Non ho purtroppo chiara nei minimi dettagli la situazione di una di queste, forse tra le più significative degli ultimi 30 anni, quale quella del Casino de la Vallée e l’Hotel Billia. Non chiara devo dire anche perché nessuno si è mai sognato di spiegare la situazione non con termini tecnico finanziari come abitualmente si tende a raccontare e giustificare una realtà priva di ogni significato economico/finanziario.
Ora, nel leggere vostri articoli apparsi in questi mesi sul Casinò, mi trovo in maniera anche troppo facile a poter fare affermazioni sensate su quanto viene scritto nel giro di pochi mesi, 4 per essere preciso.

Avevo già letto il
ECONOMIA E LAVORO 20 Dicembre 2019 – 01:12
Casinò di Saint-Vincent, via libera al bilancio 2018

e adesso mi sono imbattuto nel
ECONOMIA E LAVORO 23 Aprile 2020 – 11:04
Casinò chiuso: risorse economiche fino ad agosto, ma pesano le incognite

Allora proviamo a riassumere:
– nel primo articolo, in una forma che direi alquanto ridicola, come ormai avviene da una quantità di anni considerevole, una Regione Autonoma che dovrebbe aborrire il gioco d’azzardo, salvo giustificarlo solo con il ricavo di lauti profitti a beneficio pubblico, come avveniva un tempo, riporta:

SAINT-VINCENT – Il sì del socio Regione dopo i pareri positivi della società di revisione KPMG e del Collegio sindacale dai quali si evince come anche dalla relazione dell’Amministratore Unico, il superamento delle incertezze sulla continuità aziendale.
E’ arrivato questa mattina a Saint-Vincent il via libera, da parte del socio regione, al Bilancio 2018 della Casa da gioco di Saint-Vincent, che registra un passivo di oltre 55 milioni di euro.

Sul “superamento delle incertezze sulla continuità aziendale” di una compagine che ha chiuso con “un passivo di oltre 55 milioni di euro” devo ancora trovare un esperto che in parole povere mi faccia capire come si possa immaginare di mantenerla in vita, in questi termini.

Ma il bello arriva quattro mesi dopo, quando nel secondo articolo, il CEO della casa da gioco riesce a esprimersi con la sicurezza che lo contraddistingue:
“Avendo conseguito un utile importante l’anno scorso – spiega l’amministratore unico Filippo Rolando – siamo riusciti a fare risparmio, a fare cash-flow, e ne abbiamo per le spese di adesso” e quindi incalzato dalle vostre domande “Rolando risponde senza scomporsi che l’azienda è in grado di “scavallare agosto tranquillamente””….

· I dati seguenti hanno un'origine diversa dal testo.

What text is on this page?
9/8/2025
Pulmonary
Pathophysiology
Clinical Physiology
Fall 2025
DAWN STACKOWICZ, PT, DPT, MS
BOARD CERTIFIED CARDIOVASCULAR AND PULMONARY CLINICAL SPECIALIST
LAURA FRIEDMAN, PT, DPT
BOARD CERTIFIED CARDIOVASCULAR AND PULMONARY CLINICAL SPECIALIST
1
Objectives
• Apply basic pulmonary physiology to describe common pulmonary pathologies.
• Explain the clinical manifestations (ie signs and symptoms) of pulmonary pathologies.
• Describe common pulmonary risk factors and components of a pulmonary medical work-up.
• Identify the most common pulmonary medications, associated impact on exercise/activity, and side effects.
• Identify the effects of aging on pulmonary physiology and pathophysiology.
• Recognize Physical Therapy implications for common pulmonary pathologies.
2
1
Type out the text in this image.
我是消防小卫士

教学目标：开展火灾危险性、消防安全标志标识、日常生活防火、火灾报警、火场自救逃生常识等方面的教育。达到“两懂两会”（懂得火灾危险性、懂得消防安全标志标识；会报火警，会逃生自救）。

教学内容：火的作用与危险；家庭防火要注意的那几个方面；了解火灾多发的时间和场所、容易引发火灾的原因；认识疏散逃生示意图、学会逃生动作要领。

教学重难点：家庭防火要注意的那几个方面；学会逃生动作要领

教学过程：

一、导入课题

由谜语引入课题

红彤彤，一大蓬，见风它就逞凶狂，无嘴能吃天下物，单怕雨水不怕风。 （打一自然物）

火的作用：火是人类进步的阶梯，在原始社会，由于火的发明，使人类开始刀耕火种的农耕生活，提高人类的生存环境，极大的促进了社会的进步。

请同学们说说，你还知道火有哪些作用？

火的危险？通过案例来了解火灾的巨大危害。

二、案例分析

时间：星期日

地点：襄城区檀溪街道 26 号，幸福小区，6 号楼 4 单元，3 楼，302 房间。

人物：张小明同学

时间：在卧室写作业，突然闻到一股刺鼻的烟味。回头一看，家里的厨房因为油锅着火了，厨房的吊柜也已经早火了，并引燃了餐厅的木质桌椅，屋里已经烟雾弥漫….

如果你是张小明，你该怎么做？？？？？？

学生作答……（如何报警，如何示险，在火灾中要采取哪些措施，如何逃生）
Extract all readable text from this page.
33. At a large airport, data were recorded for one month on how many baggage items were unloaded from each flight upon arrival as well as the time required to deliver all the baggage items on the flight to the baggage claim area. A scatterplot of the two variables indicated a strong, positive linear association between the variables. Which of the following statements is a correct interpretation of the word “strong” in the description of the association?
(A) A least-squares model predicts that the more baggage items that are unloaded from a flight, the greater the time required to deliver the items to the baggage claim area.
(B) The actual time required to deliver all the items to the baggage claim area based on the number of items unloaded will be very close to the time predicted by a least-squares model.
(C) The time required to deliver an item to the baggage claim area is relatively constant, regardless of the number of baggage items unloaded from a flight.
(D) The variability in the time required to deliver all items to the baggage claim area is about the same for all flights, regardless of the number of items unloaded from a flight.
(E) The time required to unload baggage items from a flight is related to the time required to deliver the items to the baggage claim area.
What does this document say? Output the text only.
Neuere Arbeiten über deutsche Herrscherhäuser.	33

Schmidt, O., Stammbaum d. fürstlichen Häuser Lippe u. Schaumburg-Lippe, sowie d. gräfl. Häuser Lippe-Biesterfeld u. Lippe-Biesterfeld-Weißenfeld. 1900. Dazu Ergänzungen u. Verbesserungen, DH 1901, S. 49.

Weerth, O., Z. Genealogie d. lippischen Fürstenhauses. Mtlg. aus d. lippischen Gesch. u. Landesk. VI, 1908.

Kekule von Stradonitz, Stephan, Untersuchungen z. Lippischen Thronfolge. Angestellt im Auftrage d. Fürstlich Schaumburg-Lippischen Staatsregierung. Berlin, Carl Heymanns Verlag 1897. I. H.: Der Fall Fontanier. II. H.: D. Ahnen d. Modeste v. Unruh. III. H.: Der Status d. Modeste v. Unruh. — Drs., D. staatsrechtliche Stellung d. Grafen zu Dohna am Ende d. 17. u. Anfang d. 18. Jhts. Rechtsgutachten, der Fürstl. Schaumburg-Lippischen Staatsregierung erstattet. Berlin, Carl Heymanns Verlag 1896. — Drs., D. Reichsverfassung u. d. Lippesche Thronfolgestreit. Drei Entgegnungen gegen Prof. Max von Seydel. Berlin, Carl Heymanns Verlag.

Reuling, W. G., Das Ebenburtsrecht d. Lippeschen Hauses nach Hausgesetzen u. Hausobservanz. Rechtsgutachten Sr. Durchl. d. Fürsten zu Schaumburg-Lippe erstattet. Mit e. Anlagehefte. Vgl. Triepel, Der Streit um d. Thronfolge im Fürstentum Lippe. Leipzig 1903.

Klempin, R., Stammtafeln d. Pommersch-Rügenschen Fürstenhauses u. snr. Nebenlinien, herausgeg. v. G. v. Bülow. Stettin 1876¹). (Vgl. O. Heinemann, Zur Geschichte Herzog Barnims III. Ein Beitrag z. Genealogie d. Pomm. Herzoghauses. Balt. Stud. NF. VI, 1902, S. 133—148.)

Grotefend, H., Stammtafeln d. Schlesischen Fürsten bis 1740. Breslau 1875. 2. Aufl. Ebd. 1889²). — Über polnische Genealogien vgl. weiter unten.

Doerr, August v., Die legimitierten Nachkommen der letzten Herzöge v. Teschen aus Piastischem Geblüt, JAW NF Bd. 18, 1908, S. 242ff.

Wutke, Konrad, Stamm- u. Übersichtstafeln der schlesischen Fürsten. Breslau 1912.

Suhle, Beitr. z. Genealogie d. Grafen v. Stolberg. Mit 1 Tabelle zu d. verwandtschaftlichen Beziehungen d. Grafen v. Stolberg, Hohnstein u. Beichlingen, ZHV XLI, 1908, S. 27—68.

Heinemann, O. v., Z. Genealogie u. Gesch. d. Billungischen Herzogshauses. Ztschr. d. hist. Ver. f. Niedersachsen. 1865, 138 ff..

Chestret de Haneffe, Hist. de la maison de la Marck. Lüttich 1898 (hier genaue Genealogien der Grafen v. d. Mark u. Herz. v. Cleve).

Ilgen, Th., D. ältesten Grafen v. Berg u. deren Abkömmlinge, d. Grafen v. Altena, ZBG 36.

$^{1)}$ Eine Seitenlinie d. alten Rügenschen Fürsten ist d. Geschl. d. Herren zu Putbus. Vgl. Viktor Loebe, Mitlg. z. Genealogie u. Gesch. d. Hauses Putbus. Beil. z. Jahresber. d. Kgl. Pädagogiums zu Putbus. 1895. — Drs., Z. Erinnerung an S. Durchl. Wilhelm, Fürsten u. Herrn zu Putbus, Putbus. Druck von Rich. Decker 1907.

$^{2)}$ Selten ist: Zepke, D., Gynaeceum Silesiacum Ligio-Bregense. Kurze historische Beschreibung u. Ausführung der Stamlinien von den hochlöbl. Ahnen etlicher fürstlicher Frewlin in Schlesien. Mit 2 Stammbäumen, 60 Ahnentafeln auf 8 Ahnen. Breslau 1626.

Salvo poi fare cosa, chiudere il bilancio 2020 con 70-80 milioni di perdita? Sempre con un ampio consenso della proprietà che avrà nel COVID-19 la giustificazione di una tale ennesima debacle, mantenendo comunque la certezza invariata sul superamento delle incertezze sulla continuità aziendale.
Ma è possibile che noi comuni mortali di ingegneria finanziaria non capiamo proprio “niente di niente?”. Che le poche cognizioni di economia che la gestione delle nostre misere aziende ci passino un pensiero fisso che un’azienda, che solo pubblica può essere, possa continuare impunemente ad accumulare perdite impressionanti, per i bilanci della proprietà, senza una seria ristrutturazione aziendale?? Alcune indicazioni erano arrivate, ma si sa, tutt’altro che politiche: dimezzare i dipendenti mantenendo gli altri alla metà degli stipendi. Ma questo non succederà mai, soprattutto in VDA…

Forse i cittadini potrebbero avere dei sentori diversi se qualcuno avesse il coraggio di predisporre una seria indagine che facesse loro capire quanti interventi sarebbero stati possibili sul territorio valdostano con gli stessi fondi pubblici che sono stati utilizzati a senso unico per la casa da gioco, tra tutti i contributi, gli investimenti, le acquisizioni, le coperture delle perdite di questi ultimi 20 anni. E stiamo parlando di svariate centinaia di milioni o ben oltre… Chiaro la fisica ci insegna che ogni azione ha una equivalente e contrapposta reazione, in questo caso posti di lavoro ben remunerati sostanzialmente da ridurre, ma ha un senso giustificare occupazione a queste condizioni?? Allora dovremmo tenere in piedi una quantità di situazioni che non hanno più senso di esistere economicamente, salvo poi non avere le finanze, pagati compensi e vitalizi dei politici, per retribuire gli uscieri di palazzo…

Chissà cosa ci riserverà il futuro, COVID-19 a parte…

Un affezionato imprenditore valdostano.